Mark Gurman and Alex Webb, reporting for Bloomberg on Apple’s hard left turn in its car project:
New leadership of the initiative, known internally as Project Titan, has re-focused on developing an autonomous driving system that gives Apple flexibility to either partner with existing carmakers, or return to designing its own vehicle in the future, the people also said. Apple has kept staff numbers in the team steady by hiring people to help with the new focus, according to another person.
I think it’s only right for Apple to investigate all sorts of areas that might fuel its future projects. Some of them aren’t going to pan out, but because of Apple’s size and notoriety, it’s going to leak out into in public view. In this case, it looks like someone decided that the best thing to do was step back from the idea of manufacturing an entire car and focus on the underlying hardware, software, and sensors—in other words, the stuff that’s closest to what Apple knows best.

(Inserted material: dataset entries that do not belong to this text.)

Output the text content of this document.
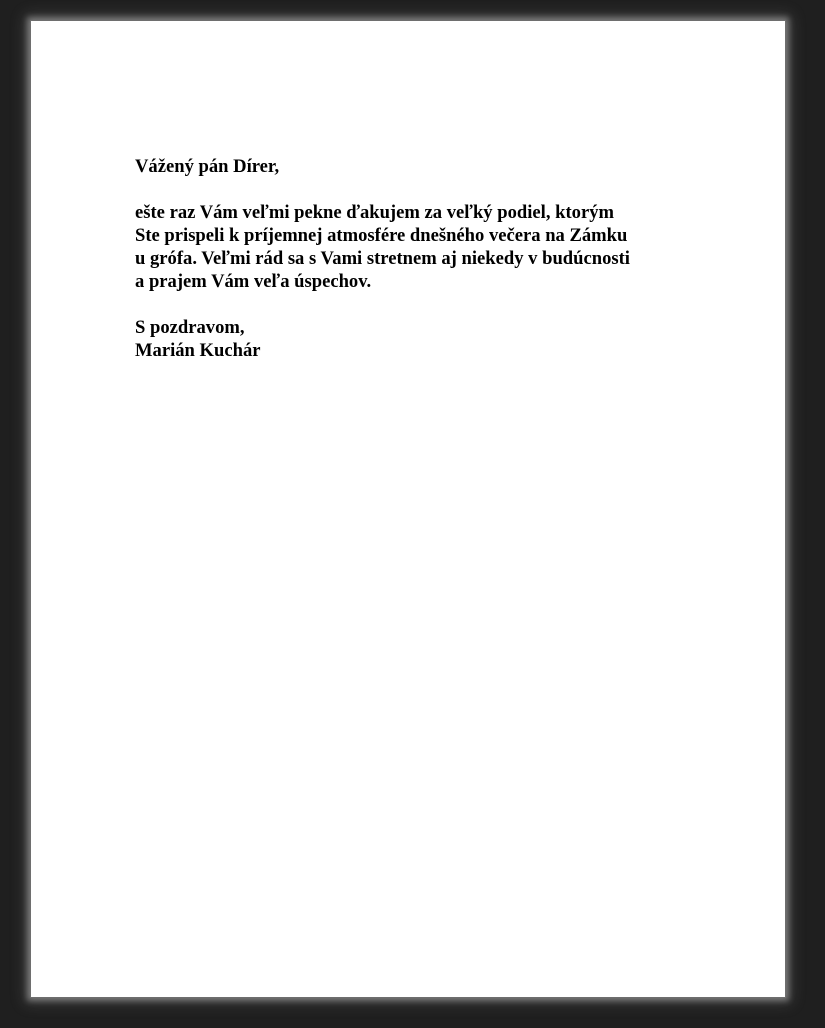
Vážený pán Dírer,

ešte raz Vám veľmi pekne ďakujem za veľký podiel, ktorým
Ste prispeli k príjemnej atmosfére dnešného večera na Zámku
u grófa. Veľmi rád sa s Vami stretnem aj niekedy v budúcnosti
a prajem Vám veľa úspechov.

S pozdravom,
Marián Kuchár
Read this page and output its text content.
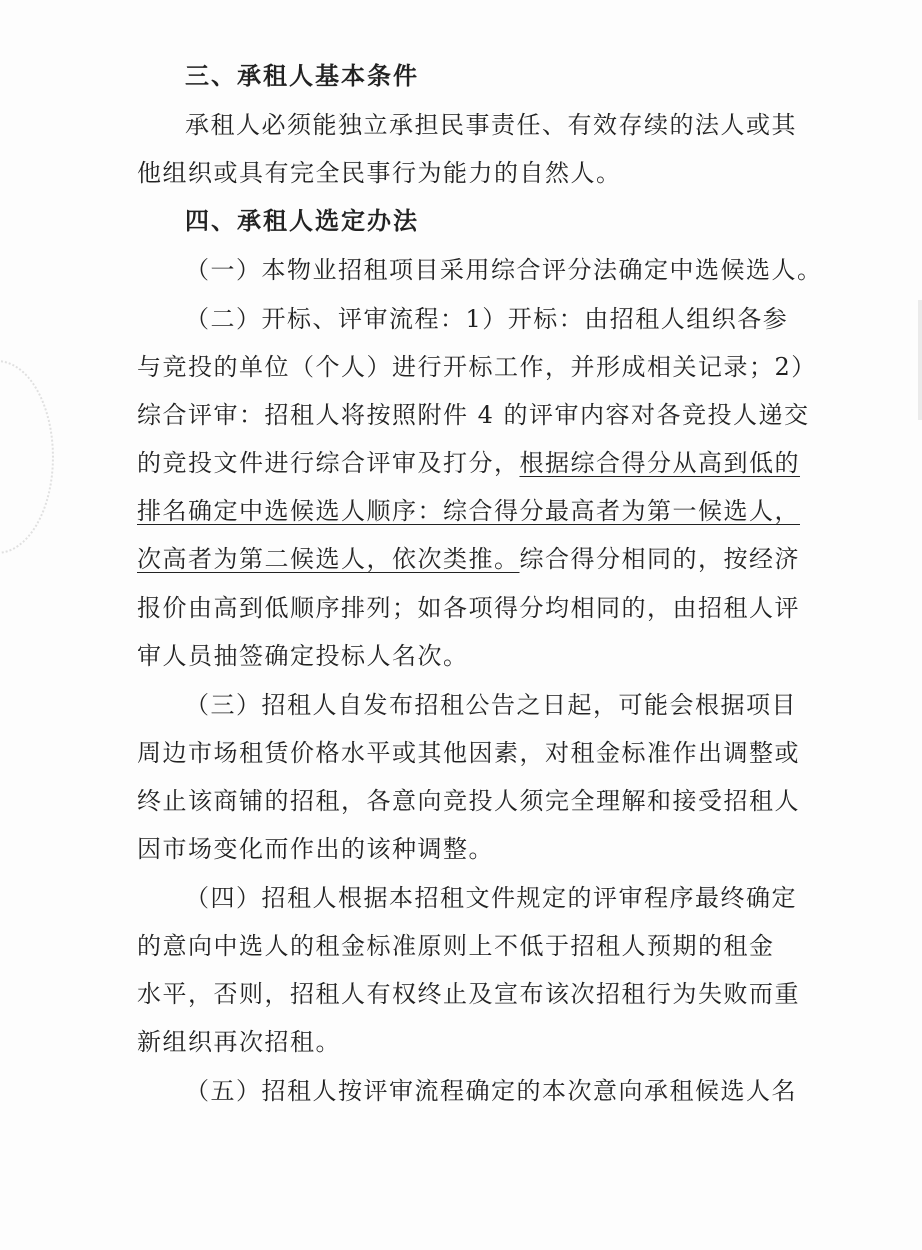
三、承租人基本条件
承租人必须能独立承担民事责任、有效存续的法人或其
他组织或具有完全民事行为能力的自然人。
四、承租人选定办法
（一）本物业招租项目采用综合评分法确定中选候选人。
（二）开标、评审流程：1）开标：由招租人组织各参
与竞投的单位（个人）进行开标工作，并形成相关记录；2）
综合评审：招租人将按照附件 4 的评审内容对各竞投人递交
的竞投文件进行综合评审及打分，根据综合得分从高到低的
排名确定中选候选人顺序：综合得分最高者为第一候选人，
次高者为第二候选人，依次类推。综合得分相同的，按经济
报价由高到低顺序排列；如各项得分均相同的，由招租人评
审人员抽签确定投标人名次。
（三）招租人自发布招租公告之日起，可能会根据项目
周边市场租赁价格水平或其他因素，对租金标准作出调整或
终止该商铺的招租，各意向竞投人须完全理解和接受招租人
因市场变化而作出的该种调整。
（四）招租人根据本招租文件规定的评审程序最终确定
的意向中选人的租金标准原则上不低于招租人预期的租金
水平，否则，招租人有权终止及宣布该次招租行为失败而重
新组织再次招租。
（五）招租人按评审流程确定的本次意向承租候选人名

In this scenario, Apple’s still free to buy or partner with an automaker, or even put a car of their own into production—but only after the company decides that it’s got something worth bringing to market. I don’t see Apple has being an OEM for car manufacturers, though—it’s far more likely that they’d buy or strategically invest in an automaker as a partner for building a car based on their technology.
But let’s keep in mind—this may also amount to nothing at all. Part of what Apple’s done already is take a step back and decide not to chase its sunk costs in a car-building project that it determined wasn’t the right direction. Choosing not to move forward on a project in which you’ve invested time and money and personnel is incredibly difficult. But it can be necessary.
It’s fun to speculate about what Apple might do in the car business, and I think Apple’s right to investigate this, but in the end the right answer might be “nothing”—and full credit to Apple if it eventually realizes that and kills the whole thing.